Watson played for Junior Elite, the same club which helped produce Aaron Wan-Bissaka, Emile Smith-Rowe and Djed Spence.

“About 80 per cent of the players from my team went on to play for academies,” he said. “We won pretty much everything. We did the treble and then dispersed. I went to Fulham, Arsenal and West Ham. The one that stuck out to me was West Ham – it was a family feel and I felt comfortable there.

“You need a platform to really express yourself, and West Ham was a team that gave me that. I spent eight years there and until I joined Charlton I had been living away from home since I was 13.

“I was living in Romford in digs when I was at West Ham.”

Watson made the decision in 2020 to join Derby and boost his progression.

“I wanted a club where I could play U23 football at a good standard but ultimately get into the first team,” he said.

“Derby were in the play-offs pretty much every year at that time. Cocu had played at a top level with Barcelona, so it was a dream for me.

“In my first game against Chelsea’s U23s I came on and got a goal and assist within five minutes. Three months later, I made my debut for Derby.”

Watson, now back living with his folks in West Wickham, joined Luton for an undisclosed fee in July 2022 and featured nine times, five in the Championship, as they won the play-offs to reach the Premier League.

The former England U15 international, capped by the Republic of Ireland at U18 and U21 level, made a season-long loan switch to Charlton on September 1.

Watson said: “I’m a local lad and live about 20 minutes away so this really suited me – especially with the club being as big as it is and with the aspirations of the staff and the players.

“Coming off the back of a promotion, I wanted to find somewhere that I could bed myself in, really kick on and make a name for myself.

“I’ve had that feeling of winning promotion and I really want to have that again and this time playing week in, week out. This club is more than capable of doing that and it’s shown that over the last eight games.

“We’re really, really kicking on.
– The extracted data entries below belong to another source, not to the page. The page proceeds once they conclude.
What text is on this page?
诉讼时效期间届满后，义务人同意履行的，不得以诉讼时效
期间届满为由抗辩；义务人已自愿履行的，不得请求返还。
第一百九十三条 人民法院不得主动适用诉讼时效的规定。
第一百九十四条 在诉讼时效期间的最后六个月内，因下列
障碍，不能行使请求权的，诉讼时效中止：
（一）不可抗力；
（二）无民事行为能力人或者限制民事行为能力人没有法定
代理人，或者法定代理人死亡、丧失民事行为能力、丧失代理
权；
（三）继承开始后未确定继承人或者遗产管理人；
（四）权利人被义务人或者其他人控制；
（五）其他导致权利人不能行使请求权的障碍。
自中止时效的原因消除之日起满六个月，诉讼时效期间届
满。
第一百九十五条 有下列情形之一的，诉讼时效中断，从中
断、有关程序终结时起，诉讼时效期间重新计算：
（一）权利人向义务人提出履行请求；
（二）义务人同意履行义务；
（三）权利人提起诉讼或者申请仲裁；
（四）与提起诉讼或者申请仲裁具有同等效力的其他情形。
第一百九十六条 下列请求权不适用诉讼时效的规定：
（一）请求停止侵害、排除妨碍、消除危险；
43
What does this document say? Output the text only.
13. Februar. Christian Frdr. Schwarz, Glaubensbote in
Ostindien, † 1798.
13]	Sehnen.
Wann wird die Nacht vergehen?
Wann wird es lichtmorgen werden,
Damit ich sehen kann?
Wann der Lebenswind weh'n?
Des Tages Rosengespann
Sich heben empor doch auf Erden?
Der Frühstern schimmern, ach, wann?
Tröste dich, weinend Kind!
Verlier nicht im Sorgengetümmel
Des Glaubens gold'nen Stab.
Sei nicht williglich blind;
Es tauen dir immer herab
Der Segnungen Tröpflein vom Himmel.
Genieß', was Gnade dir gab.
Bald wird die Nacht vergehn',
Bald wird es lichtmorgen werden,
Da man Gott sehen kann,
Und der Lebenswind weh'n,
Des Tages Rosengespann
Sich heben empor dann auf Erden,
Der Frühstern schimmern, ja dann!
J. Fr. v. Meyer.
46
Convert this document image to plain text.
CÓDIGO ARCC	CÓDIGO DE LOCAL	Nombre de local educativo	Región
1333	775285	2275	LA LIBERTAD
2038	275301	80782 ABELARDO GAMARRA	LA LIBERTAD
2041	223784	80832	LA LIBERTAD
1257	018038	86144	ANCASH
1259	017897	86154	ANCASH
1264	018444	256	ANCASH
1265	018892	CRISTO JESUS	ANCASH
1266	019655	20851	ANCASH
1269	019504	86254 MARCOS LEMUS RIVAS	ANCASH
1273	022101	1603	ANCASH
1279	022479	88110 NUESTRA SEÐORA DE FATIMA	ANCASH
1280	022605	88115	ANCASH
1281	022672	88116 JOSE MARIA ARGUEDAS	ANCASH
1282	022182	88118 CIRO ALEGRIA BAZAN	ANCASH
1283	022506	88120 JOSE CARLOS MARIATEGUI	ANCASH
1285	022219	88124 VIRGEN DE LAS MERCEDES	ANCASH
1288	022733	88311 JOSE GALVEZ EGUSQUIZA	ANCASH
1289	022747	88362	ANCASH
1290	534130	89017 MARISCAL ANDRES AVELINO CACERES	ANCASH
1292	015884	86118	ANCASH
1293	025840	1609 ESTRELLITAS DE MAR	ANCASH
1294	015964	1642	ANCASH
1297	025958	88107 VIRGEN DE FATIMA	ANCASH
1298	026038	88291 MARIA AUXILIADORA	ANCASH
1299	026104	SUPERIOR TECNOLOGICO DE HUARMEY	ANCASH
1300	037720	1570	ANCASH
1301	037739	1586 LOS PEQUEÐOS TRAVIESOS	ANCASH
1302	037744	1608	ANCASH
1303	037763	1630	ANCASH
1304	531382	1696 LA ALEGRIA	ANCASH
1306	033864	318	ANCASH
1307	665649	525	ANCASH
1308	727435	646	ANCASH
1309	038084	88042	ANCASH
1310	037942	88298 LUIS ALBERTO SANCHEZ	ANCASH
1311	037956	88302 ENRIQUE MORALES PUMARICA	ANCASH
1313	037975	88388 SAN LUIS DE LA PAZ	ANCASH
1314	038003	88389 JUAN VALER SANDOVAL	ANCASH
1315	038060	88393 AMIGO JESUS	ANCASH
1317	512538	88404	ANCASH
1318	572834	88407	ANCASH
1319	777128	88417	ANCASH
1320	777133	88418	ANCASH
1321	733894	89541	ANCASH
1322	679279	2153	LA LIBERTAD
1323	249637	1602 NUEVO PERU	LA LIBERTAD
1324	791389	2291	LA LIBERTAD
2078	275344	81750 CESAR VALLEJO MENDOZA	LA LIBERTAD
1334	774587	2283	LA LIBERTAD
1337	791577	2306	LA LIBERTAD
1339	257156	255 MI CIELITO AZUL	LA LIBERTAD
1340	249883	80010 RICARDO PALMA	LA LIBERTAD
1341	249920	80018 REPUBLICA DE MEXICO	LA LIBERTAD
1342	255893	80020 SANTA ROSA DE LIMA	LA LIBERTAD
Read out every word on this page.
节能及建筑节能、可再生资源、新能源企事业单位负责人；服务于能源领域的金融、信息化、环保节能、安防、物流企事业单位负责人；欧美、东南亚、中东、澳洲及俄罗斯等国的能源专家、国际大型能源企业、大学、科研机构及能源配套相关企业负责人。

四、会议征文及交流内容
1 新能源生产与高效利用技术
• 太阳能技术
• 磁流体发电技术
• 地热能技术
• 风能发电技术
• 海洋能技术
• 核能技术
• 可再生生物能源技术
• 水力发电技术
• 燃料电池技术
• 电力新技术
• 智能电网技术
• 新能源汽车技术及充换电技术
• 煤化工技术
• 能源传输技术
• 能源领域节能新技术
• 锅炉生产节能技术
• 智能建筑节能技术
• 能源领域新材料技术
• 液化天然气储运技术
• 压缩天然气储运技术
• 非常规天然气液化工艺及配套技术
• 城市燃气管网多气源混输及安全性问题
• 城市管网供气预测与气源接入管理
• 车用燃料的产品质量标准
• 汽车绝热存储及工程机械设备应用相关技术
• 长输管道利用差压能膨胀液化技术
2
We just have to climb the table and get into the play-offs or, who knows, the automatics.

“We’ll take one game at a time and see where we end up but everyone’s goal is to get into those spots.”

Charlton are 14th in the table and  have at least one game in hand of nine of the clubs above them.

The gap to the play-offs is five points.

Head coach Michael Appleton is unbeaten in the league since replacing Dean Holden and will look to extend that sequence to six matches by seeing off Reading in SE7 tomorrow.

Watson saw first hand how Luton gained momentum as the 2022-23 campaign progressed.

“Football is crazy,” he said. “I experienced a lot last year. We struggled for the first six to eight games. We were picking up points but not really wins and then it took a turn, like it has here.

“With every club and every situation, you’re going to have good and bad spells but it’s just about keeping level-headed and knowing what you need to do to get into that spot.

“I feel as though we have steadied the ship and now it’s about sailing into the play-offs.

“We know we’re more than capable of doing it, but it’s just about less talk and more action – getting the job done.”

Watson scored the first goal of his career in Charlton’s 4-2 EFL Trophy win over Aston Villa U21s last week in front of a sparse crowd of 1,276.

“When I get one in front of a full stadium it will be a special moment,” he said.

“I did blow a kiss to my mum anyway, because I said I would get her a goal soon. She’s been waiting a while. I dedicated the goal to her as well.”